Subclass constructors must initialize the parent part. If super() is omitted, the compiler inserts a call to the parent's no-arg constructor.

  • Parent constructor runs before child body
  • super(args) passes arguments to parent
  • Compile error if parent has no matching constructor
Constructor chain
class Person {
    String name;
    Person(String name) { this.name = name; }
}
class Student extends Person {
    int id;
    Student(String name, int id) {
        super(name);
        this.id = id;
    }
}

7. Method Overriding in Inheritance

Subclasses override inherited methods to provide specialized behavior while keeping the same API as the parent.

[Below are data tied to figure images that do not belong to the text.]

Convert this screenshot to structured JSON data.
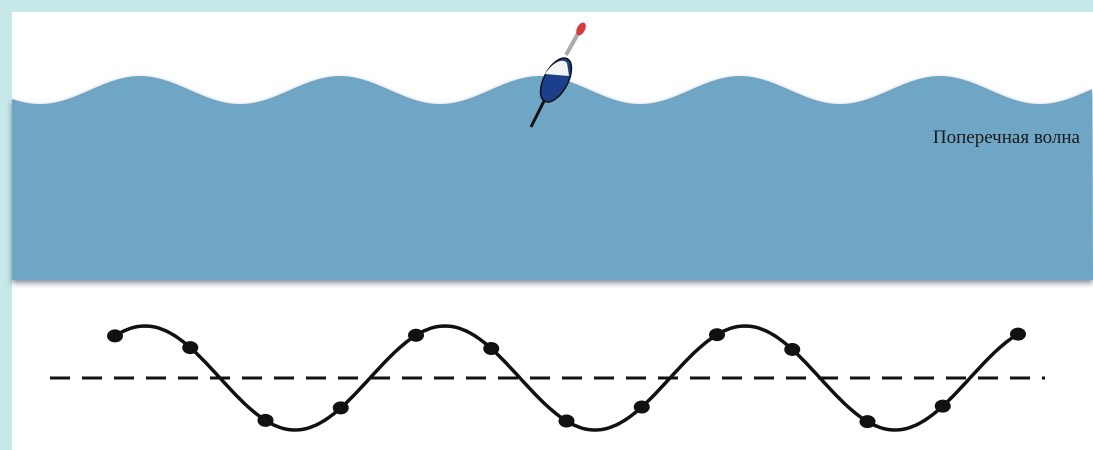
{
  "label": "Поперечная волна"
}
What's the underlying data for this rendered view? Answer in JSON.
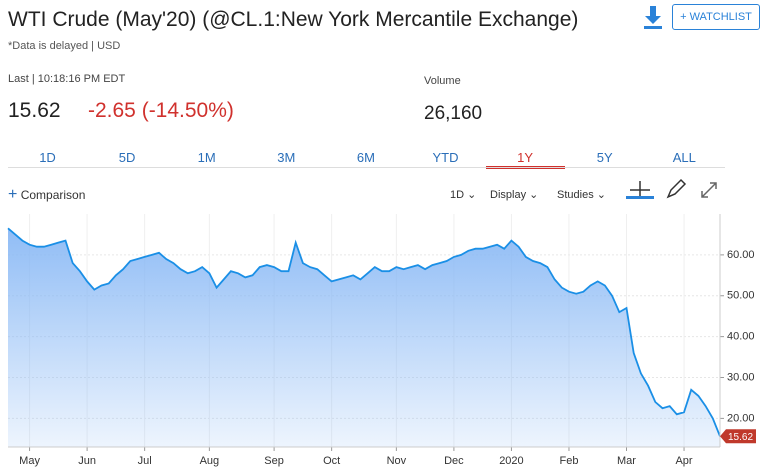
{
  "header": {
    "title": "WTI Crude (May'20) (@CL.1:New York Mercantile Exchange)",
    "subtitle": "*Data is delayed | USD",
    "watchlist": "+ WATCHLIST"
  },
  "quote": {
    "last_label": "Last | 10:18:16 PM EDT",
    "last": "15.62",
    "change": "-2.65 (-14.50%)",
    "volume_label": "Volume",
    "volume": "26,160"
  },
  "tabs": {
    "items": [
      "1D",
      "5D",
      "1M",
      "3M",
      "6M",
      "YTD",
      "1Y",
      "5Y",
      "ALL"
    ],
    "active": "1Y"
  },
  "toolbar": {
    "comparison": "Comparison",
    "interval": "1D",
    "display": "Display",
    "studies": "Studies"
  },
  "chart_data": {
    "type": "area",
    "color": "#1a8fe6",
    "fill": "#8ab9f5",
    "grid": true,
    "categories": [
      null,
      null,
      null,
      "May",
      null,
      null,
      null,
      null,
      null,
      null,
      null,
      "Jun",
      null,
      null,
      null,
      null,
      null,
      null,
      null,
      "Jul",
      null,
      null,
      null,
      null,
      null,
      null,
      null,
      null,
      "Aug",
      null,
      null,
      null,
      null,
      null,
      null,
      null,
      null,
      "Sep",
      null,
      null,
      null,
      null,
      null,
      null,
      null,
      "Oct",
      null,
      null,
      null,
      null,
      null,
      null,
      null,
      null,
      "Nov",
      null,
      null,
      null,
      null,
      null,
      null,
      null,
      "Dec",
      null,
      null,
      null,
      null,
      null,
      null,
      null,
      "2020",
      null,
      null,
      null,
      null,
      null,
      null,
      null,
      "Feb",
      null,
      null,
      null,
      null,
      null,
      null,
      null,
      "Mar",
      null,
      null,
      null,
      null,
      null,
      null,
      null,
      "Apr",
      null,
      null,
      null,
      null,
      null
    ],
    "values": [
      66.5,
      65,
      63.5,
      62.5,
      62,
      62,
      62.5,
      63,
      63.5,
      58,
      56,
      53.5,
      51.5,
      52.5,
      53,
      55,
      56.5,
      58.5,
      59,
      59.5,
      60,
      60.5,
      59,
      58,
      56.5,
      55.5,
      56,
      57,
      55.5,
      52,
      54,
      56,
      55.5,
      54.5,
      55,
      57,
      57.5,
      57,
      56,
      56,
      63,
      58,
      57,
      56.5,
      55,
      53.5,
      54,
      54.5,
      55,
      54,
      55.5,
      57,
      56,
      56,
      57,
      56.5,
      57,
      57.5,
      56.5,
      57.5,
      58,
      58.5,
      59.5,
      60,
      61,
      61.5,
      61.5,
      62,
      62.5,
      61.5,
      63.5,
      62,
      59.5,
      58.5,
      58,
      57,
      54,
      52,
      51,
      50.5,
      51,
      52.5,
      53.5,
      52.5,
      50,
      46,
      47,
      36,
      31,
      28,
      24,
      22.5,
      23,
      21,
      21.5,
      27,
      25.5,
      23,
      20,
      15.62
    ],
    "ylim": [
      13,
      70
    ],
    "yticks": [
      {
        "value": 20,
        "label": "20.00"
      },
      {
        "value": 30,
        "label": "30.00"
      },
      {
        "value": 40,
        "label": "40.00"
      },
      {
        "value": 50,
        "label": "50.00"
      },
      {
        "value": 60,
        "label": "60.00"
      }
    ]
  }
}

  • Same method signature required
  • Use @Override
  • Cannot override final methods
  • Access modifier cannot be more restrictive
Override in hierarchy
class Bird {
    void fly() { System.out.println("Flying"); }
}
class Penguin extends Bird {
    @Override
    void fly() { System.out.println("Cannot fly"); }
}

8. Summary Points

  • Inheritance models IS-A relationships and reuses code via extends.
  • Java classes support single inheritance only; use interfaces for multiple inheritance of type.
  • Single: one parent — e.g. Developer extends Employee.
  • Multilevel: chain — e.g. Dog → Animal → LivingBeing.
  • Hierarchical: many children, one parent — e.g. Car and Bike extend Vehicle.
  • Multiple (interfaces): implements A, B for several contracts.
  • Hybrid: mix of multilevel and hierarchical in real apps.
  • private — class only; default — package; protected — package + subclasses; public — everywhere.
  • super() must be first in constructor; parent initializes before child.
  • Override with same signature; cannot weaken access; use @Override.
  • Prefer inheritance for true IS-A; use composition when reuse without IS-A.

Quick recall

extends = one class parent. implements = many interfaces. protected = child-friendly visibility. super = talk to parent.